Notre lectrice n’a pas attendu d’avoir des explications. Fin 2022, elle a fermé son dépôt chez Pictet et placé son avoir de prévoyance auprès d’une compagnie d’assurances, puis auprès de la caisse de pension de son nouvel employeur.
Les questions à poser
Avant de signer une demande d’ouverture de compte, posez les questions suivantes, surtout si vous avez l’impression de n’y rien comprendre:
- Vaut-il la peine de prendre des risques en plaçant mon libre-passage sur des titres si ce n’est que pour un temps limité?
- Combien est-ce que je risque de perdre si mes placements baissent?
- Est-ce que cette perte est récupérable?
- Combien me coûtent les frais bancaires?
- Combien me coûte la commission de courtage?
Conseil: ne paniquez pas!
Si votre compte de deuxième ou de troisième pilier est investi dans des fonds, ne paniquez pas si ces derniers baissent.
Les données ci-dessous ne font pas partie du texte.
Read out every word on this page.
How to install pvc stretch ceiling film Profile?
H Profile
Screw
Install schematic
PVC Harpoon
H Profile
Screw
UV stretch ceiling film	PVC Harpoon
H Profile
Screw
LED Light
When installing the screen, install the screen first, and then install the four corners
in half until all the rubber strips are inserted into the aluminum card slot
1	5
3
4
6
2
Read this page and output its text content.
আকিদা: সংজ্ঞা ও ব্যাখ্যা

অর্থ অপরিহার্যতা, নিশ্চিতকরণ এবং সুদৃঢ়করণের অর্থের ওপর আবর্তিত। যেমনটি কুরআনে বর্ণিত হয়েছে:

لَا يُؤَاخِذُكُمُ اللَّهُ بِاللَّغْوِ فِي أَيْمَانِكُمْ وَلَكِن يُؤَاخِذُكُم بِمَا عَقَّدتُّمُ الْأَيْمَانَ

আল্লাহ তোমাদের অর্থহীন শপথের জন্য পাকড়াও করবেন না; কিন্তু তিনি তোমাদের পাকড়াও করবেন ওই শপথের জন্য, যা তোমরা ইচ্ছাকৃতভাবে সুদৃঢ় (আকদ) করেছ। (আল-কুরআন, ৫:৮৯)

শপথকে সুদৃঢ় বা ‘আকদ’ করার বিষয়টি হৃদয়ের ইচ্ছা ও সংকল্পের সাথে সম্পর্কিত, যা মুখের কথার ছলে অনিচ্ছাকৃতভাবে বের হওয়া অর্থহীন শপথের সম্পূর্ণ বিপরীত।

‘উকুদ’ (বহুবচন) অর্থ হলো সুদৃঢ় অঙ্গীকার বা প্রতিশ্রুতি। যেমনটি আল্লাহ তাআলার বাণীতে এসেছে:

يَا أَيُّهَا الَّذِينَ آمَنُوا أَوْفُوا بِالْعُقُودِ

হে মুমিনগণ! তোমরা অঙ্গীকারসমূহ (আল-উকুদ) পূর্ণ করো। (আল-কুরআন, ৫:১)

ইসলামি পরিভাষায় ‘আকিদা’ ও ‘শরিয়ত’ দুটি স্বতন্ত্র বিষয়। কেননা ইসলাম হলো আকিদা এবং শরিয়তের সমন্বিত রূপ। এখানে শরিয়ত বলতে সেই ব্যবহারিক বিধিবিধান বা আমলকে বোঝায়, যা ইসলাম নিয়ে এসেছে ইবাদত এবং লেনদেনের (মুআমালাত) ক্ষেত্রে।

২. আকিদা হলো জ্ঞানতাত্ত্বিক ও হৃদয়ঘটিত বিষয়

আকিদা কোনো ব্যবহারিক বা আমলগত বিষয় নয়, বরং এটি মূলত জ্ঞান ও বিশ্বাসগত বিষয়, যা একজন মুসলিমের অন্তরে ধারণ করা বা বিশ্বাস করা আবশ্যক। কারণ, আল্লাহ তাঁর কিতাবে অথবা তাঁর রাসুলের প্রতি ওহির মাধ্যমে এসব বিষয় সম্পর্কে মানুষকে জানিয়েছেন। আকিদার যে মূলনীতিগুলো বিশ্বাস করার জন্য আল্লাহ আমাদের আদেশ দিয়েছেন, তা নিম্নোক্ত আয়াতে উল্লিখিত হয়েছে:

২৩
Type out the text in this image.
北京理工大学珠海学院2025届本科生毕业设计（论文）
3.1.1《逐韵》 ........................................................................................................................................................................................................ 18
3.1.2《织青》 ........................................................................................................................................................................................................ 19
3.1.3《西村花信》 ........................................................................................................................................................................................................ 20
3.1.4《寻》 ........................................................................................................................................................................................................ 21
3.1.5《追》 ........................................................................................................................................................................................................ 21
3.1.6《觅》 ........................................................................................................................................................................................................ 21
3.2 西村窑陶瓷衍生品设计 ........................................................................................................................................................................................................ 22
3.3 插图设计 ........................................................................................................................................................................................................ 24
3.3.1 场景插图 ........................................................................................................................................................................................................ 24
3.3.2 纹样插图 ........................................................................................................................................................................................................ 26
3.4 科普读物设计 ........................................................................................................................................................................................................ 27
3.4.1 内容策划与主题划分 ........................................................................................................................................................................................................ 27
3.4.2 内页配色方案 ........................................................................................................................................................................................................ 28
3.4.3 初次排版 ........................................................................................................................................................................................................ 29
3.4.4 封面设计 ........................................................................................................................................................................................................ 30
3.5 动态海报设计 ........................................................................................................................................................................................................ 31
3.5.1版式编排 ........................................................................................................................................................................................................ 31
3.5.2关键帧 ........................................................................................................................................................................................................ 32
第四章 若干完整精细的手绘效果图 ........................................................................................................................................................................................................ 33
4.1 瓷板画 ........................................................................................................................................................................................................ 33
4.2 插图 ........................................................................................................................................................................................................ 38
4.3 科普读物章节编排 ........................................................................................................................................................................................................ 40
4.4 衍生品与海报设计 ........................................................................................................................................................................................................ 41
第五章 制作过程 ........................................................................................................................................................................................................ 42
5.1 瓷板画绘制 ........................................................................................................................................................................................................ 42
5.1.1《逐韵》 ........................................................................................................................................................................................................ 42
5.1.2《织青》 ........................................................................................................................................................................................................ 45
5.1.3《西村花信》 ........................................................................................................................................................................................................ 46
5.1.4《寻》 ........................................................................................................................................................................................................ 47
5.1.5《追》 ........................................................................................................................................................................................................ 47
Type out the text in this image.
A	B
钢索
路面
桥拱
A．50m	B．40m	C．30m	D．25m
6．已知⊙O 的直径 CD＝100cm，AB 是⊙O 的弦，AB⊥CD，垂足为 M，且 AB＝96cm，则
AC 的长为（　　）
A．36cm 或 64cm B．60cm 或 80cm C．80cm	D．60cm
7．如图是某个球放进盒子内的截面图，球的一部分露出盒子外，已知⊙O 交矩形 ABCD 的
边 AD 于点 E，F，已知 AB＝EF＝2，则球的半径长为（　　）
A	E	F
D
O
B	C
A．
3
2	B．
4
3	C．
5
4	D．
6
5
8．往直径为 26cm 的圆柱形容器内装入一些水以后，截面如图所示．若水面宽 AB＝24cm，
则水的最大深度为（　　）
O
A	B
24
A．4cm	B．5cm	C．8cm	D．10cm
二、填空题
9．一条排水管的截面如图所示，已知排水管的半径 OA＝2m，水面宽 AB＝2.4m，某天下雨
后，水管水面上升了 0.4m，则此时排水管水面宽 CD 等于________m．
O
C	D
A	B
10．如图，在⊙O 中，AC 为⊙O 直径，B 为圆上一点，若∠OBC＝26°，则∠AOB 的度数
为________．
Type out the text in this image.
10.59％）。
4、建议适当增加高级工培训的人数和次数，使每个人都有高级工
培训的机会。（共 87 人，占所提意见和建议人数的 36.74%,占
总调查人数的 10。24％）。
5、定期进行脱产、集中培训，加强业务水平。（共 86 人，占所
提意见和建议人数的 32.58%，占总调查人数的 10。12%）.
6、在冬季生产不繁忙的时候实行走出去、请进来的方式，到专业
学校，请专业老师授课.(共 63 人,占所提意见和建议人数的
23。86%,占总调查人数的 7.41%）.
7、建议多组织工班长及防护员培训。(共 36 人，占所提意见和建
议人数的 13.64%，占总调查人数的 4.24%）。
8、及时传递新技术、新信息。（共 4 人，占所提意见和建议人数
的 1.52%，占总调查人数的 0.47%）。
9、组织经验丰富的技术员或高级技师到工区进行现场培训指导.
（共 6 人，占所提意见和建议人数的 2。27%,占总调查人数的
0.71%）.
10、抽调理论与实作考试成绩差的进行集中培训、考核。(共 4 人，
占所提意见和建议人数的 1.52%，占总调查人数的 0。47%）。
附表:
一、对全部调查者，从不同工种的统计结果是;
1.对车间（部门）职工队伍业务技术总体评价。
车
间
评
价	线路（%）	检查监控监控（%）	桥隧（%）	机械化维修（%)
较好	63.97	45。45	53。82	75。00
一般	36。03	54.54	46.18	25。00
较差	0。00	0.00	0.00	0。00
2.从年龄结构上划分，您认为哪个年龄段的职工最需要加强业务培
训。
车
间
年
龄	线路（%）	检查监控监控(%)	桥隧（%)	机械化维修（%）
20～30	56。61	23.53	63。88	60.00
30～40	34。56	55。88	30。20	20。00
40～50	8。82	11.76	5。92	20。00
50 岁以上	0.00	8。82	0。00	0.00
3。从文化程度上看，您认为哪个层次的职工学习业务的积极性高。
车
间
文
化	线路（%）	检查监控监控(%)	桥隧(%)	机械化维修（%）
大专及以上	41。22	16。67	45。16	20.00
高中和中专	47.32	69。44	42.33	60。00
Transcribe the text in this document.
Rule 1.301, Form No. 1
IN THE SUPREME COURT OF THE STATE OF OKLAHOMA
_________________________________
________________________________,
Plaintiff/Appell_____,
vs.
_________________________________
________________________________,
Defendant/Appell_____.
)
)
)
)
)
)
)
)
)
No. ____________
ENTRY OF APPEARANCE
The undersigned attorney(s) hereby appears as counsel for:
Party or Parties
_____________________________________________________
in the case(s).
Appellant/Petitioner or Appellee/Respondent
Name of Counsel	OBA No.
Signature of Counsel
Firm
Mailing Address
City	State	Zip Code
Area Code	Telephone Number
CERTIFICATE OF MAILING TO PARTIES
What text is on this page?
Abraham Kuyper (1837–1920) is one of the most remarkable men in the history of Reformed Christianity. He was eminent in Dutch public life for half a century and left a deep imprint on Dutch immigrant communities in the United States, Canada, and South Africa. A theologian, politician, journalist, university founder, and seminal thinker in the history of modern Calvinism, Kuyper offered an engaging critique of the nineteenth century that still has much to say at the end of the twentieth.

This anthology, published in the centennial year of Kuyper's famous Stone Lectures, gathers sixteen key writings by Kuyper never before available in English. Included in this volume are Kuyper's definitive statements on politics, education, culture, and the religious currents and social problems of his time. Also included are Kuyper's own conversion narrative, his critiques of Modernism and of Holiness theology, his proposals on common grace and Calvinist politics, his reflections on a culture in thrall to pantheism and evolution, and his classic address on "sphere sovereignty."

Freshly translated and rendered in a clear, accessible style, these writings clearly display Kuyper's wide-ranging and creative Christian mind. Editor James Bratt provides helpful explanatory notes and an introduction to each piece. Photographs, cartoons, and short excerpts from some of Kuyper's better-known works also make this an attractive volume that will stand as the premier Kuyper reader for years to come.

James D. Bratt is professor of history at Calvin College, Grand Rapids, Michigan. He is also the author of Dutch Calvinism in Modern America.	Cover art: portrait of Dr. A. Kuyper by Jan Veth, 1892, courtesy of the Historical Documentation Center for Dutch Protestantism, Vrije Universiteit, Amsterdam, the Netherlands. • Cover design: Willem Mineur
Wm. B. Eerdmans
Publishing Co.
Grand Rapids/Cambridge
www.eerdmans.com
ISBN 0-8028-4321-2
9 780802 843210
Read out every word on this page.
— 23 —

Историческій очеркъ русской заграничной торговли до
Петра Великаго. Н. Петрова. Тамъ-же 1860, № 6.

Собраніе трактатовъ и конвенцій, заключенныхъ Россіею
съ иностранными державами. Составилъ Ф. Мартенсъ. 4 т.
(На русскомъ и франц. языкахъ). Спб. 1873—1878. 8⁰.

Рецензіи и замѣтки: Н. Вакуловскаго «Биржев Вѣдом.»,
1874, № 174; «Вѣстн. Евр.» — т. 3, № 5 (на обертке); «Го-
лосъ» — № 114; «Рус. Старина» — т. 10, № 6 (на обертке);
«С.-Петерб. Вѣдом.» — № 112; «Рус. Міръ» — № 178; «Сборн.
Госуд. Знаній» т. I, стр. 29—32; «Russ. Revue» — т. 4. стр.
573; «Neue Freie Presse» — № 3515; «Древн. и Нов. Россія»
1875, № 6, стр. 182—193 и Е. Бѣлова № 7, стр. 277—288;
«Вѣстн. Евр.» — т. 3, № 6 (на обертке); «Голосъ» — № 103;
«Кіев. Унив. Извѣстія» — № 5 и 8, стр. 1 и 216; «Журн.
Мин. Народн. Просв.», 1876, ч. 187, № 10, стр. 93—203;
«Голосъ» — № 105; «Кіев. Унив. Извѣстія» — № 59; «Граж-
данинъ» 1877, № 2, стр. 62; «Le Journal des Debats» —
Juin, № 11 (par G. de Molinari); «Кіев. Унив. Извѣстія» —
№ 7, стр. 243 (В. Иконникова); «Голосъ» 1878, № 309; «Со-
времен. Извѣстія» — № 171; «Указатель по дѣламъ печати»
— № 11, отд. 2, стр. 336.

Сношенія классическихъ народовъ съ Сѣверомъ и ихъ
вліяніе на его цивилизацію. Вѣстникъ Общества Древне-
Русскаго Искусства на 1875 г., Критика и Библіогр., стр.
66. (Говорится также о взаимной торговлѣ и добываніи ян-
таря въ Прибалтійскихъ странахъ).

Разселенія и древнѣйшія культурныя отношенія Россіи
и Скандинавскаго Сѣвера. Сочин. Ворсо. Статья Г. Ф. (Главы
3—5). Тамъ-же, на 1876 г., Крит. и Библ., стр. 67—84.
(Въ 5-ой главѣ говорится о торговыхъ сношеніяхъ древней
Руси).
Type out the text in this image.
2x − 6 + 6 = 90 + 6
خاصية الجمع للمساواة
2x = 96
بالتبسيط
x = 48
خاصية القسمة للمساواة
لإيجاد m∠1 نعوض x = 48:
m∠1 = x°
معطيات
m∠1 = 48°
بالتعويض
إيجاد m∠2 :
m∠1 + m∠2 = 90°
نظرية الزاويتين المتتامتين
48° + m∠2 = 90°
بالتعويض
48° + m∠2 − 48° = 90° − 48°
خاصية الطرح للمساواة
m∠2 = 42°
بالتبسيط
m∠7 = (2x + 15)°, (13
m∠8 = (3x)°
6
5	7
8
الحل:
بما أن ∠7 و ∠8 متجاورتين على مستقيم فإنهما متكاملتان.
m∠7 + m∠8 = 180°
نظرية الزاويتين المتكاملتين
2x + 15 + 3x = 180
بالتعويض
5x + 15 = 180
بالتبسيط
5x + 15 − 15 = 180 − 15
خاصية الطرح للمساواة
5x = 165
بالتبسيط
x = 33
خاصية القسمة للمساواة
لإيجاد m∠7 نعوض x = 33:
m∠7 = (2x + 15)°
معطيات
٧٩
Comparez leur baisse à celle des actions et des obligations en général. Évaluez les chances de remontée de votre placement.
Si vous vendez après que vos avoirs ont perdu de la valeur, vous ne pourrez pas la récupérer en cas de hausse nouvelle des cours. Au contraire, si vous attendez, vous pourrez récupérer votre perte si les cours remontent.
Si vous avez le sentiment de ne pas comprendre, demandez des explications simpleset concrètes à votre banque ou à un proche. Enfin, si vous êtes au chômage, optez pour un compte de libre-passage plutôt qu’un placement en titres: c’est beaucoup moins risqué et moins cher.